By Charlie Smith
This year’s Heart of the City Festival was missing two of its most important voices.
Sadly, the festival’s artist in residence, Kat Zu’comulwat Norris, and long-time participant Sid Chow Tan each passed away earlier this year.
Residents of the Downtown Eastside revered Kat and Sid for speaking out against injustice and for building bridges between Indigenous and racialized communities.
I knew both of them for many years. I think about them as my teachers.
Kat, a survivor of the notorious Kuper Island Indian Residential School, taught me about resilience. She suffered abuse that most of us cannot even comprehend. Yet she remained incredibly upbeat and supportive of others.

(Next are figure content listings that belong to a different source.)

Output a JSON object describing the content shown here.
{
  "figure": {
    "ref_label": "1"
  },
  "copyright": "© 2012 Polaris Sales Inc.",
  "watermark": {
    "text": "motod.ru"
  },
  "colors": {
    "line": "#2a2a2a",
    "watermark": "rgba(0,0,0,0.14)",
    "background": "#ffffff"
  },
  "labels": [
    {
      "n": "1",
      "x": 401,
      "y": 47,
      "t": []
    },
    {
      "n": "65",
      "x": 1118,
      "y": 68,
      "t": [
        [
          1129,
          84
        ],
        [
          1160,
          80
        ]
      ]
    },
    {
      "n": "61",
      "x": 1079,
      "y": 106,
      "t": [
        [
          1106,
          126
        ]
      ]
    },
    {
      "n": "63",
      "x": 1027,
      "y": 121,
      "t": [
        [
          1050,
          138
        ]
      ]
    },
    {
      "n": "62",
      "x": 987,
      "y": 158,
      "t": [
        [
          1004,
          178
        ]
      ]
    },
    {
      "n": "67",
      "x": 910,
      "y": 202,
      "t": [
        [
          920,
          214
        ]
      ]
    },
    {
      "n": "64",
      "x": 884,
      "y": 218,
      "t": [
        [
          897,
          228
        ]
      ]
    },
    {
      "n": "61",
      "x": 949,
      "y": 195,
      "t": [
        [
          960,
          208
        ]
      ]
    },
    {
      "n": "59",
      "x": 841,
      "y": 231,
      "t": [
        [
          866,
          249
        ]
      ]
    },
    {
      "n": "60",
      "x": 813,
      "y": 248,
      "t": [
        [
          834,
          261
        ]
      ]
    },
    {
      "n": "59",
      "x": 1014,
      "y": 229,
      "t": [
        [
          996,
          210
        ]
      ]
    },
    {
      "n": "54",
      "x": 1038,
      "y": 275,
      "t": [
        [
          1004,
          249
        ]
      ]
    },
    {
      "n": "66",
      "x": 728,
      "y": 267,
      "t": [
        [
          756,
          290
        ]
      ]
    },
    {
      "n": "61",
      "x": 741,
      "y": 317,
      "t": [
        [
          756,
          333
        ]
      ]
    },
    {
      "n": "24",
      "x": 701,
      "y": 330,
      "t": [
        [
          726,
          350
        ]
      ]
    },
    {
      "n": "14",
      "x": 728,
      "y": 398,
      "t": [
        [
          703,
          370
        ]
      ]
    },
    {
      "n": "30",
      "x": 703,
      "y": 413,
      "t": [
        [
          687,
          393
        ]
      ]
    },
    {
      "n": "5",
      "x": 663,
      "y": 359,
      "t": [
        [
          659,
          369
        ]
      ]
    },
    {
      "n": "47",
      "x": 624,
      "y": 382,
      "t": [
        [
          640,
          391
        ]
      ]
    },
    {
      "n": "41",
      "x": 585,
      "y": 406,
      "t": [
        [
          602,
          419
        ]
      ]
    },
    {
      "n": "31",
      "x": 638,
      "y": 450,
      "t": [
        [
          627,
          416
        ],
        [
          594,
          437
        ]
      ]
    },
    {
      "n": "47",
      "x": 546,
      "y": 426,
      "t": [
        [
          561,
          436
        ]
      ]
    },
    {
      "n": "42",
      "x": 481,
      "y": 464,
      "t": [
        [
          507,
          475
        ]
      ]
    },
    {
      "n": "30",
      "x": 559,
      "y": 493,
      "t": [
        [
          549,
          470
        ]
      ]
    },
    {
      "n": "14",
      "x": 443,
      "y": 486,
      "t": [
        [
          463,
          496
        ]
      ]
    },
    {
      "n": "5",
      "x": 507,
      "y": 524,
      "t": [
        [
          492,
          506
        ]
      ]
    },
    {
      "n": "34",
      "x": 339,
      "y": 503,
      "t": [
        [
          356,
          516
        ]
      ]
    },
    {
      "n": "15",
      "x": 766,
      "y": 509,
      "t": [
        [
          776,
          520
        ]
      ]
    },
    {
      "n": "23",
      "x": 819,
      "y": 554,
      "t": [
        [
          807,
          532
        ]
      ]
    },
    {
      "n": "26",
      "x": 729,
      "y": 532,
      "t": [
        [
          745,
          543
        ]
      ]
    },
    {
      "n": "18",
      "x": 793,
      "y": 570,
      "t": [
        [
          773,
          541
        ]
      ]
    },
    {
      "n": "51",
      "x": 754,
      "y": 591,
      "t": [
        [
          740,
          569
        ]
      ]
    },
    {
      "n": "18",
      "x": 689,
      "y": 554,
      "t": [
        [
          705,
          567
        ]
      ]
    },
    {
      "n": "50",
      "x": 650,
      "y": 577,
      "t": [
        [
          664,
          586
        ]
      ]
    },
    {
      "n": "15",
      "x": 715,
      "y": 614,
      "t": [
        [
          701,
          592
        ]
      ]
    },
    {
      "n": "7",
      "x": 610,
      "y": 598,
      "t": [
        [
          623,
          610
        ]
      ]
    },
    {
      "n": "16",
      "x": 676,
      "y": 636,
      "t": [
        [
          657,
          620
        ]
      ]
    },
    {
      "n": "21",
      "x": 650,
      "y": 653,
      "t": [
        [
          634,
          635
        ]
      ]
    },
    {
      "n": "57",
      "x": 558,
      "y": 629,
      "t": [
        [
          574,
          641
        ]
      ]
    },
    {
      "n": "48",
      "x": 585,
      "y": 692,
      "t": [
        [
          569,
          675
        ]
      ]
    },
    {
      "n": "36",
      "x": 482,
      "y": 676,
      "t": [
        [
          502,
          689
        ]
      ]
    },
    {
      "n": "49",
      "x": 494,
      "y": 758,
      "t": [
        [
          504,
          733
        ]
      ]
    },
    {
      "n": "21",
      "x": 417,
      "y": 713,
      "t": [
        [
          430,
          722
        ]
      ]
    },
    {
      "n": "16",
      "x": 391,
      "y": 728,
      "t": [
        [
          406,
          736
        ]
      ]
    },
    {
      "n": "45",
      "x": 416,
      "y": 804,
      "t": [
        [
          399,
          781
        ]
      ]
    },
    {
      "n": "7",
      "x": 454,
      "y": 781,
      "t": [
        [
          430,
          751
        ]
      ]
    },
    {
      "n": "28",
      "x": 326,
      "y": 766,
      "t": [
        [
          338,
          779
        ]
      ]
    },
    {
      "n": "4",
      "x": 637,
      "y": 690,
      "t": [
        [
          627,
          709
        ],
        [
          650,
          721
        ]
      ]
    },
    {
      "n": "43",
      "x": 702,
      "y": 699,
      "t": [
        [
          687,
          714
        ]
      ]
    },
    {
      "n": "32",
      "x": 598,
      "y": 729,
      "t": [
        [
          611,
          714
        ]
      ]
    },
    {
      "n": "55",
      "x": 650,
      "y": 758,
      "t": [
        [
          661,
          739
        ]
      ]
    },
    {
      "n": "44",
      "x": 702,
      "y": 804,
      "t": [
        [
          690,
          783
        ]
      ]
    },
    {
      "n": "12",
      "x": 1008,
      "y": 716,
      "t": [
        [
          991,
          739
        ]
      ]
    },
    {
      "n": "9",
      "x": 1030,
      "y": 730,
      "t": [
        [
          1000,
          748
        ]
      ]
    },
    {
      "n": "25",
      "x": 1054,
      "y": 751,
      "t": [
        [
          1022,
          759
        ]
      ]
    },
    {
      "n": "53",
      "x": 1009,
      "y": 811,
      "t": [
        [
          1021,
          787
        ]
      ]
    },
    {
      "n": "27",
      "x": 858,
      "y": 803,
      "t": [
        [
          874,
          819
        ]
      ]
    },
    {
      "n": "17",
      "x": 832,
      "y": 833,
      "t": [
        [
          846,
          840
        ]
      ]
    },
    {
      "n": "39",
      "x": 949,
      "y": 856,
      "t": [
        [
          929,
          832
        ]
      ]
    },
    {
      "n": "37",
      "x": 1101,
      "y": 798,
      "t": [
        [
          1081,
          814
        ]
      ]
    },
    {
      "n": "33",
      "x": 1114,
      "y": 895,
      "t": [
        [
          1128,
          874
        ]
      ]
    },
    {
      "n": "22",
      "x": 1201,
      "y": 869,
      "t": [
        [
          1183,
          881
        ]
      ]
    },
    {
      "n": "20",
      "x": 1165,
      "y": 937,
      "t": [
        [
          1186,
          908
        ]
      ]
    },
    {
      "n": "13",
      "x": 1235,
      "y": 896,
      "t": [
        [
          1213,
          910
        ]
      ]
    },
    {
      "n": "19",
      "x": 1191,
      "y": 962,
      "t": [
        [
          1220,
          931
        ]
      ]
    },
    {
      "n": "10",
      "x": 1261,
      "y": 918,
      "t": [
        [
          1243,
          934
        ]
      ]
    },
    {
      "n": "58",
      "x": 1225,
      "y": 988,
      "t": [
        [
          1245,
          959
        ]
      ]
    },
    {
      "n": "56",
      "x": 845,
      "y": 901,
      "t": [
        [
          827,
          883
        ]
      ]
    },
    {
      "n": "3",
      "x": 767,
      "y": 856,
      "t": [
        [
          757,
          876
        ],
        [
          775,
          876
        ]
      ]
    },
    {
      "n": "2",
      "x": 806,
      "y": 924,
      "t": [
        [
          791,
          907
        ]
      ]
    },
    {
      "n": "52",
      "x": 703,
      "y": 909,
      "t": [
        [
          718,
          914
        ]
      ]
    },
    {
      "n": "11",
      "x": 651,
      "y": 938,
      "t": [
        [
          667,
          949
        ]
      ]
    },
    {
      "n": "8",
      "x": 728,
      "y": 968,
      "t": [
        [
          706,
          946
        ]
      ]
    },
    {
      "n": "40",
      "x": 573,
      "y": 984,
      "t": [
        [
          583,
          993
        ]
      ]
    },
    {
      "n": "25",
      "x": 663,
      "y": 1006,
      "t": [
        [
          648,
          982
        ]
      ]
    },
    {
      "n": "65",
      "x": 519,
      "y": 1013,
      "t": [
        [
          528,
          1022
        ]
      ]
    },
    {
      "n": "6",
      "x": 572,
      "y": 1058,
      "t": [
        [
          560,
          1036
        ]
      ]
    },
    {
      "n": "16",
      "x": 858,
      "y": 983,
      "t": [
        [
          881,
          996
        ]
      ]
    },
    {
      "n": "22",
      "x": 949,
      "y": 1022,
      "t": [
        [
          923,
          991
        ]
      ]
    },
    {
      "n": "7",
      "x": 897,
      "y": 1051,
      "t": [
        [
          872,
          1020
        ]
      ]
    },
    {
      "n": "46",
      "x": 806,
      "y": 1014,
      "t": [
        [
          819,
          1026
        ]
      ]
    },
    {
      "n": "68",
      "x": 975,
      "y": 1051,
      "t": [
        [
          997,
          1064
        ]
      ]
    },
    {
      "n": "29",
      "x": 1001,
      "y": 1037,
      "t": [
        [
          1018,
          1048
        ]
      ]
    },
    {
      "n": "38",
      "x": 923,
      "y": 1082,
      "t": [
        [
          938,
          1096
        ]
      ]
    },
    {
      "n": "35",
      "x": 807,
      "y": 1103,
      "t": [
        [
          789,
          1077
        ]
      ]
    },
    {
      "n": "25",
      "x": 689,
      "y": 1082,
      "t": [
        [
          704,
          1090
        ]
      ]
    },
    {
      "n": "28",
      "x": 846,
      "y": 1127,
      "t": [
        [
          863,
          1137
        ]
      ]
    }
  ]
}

When a cherished job came to an end—an utterly trivial event compared to what Kat endured in her life—I drew on her example to move forward with optimism on our new project called Pancouver.
One of my happiest moments in that previous job was seeing Kat on the cover of the newspaper that employed me. It was a dream to feature her in this way and tell our readers how special she truly was.
I’ll always remember her sense of humour, even as she struggled with illness, and hope that her surviving family members can take comfort in knowing how much she was admired.
A warrior for the poor
From Sid, I learned many things about the strength of the Lo Wah Kiu (old overseas Chinese) who made Hum Siu Fow (Saltwater City) their home.
I also learned about the value of community service from Sid. He was a true public servant, forgoing material wealth so he could devote himself to advancing the dignity of Chinese seniors and low-income residents of the Downtown Eastside.
Sid was a warrior for the poor and disenfranchised, applying his impressive intellect to advance their interests. He often did this through documentary filmmaking.
He was also committed to the fight against rising greenhouse gas emissions back in the 1990s. To put it simply, Sid was a man ahead of his time.
One of Sid’s passions, which he articulated to me about 20 years ago, was to encourage racialized people to support one another in their struggles. He felt that it was essential for people to get out of their silos and work collectively on social justice.
In her own way, Kat reflected this philosophy as well, eagerly lending a hand to non-Indigenous people seeking a fairer society. She was also an actor, radio host, and public speaker.
Kudos to festival founders
In addition, I want to give credit to the founders of the Heart of the City Festival, Terry Hunter and Savannah Walling.
Terry and Savannah are two of Vancouver’s unsung heroes for their service to the neighbourhood that they’ve called home for decades.
Over the years, they repeatedly provided a platform for Kat and Sid to elevate our collective understanding of the Downtown Eastside.
In fact, through Vancouver Moving Theatre (VMT), which produces the festival, Terry and Savannah have made a priority of programming Indigenous artists and storytellers.
This year, Heart of the City ran from October 26 to November 6. It included more than 100 events over 12 days, showcasing the Downtown Eastside in ways rarely featured in the mainstream media.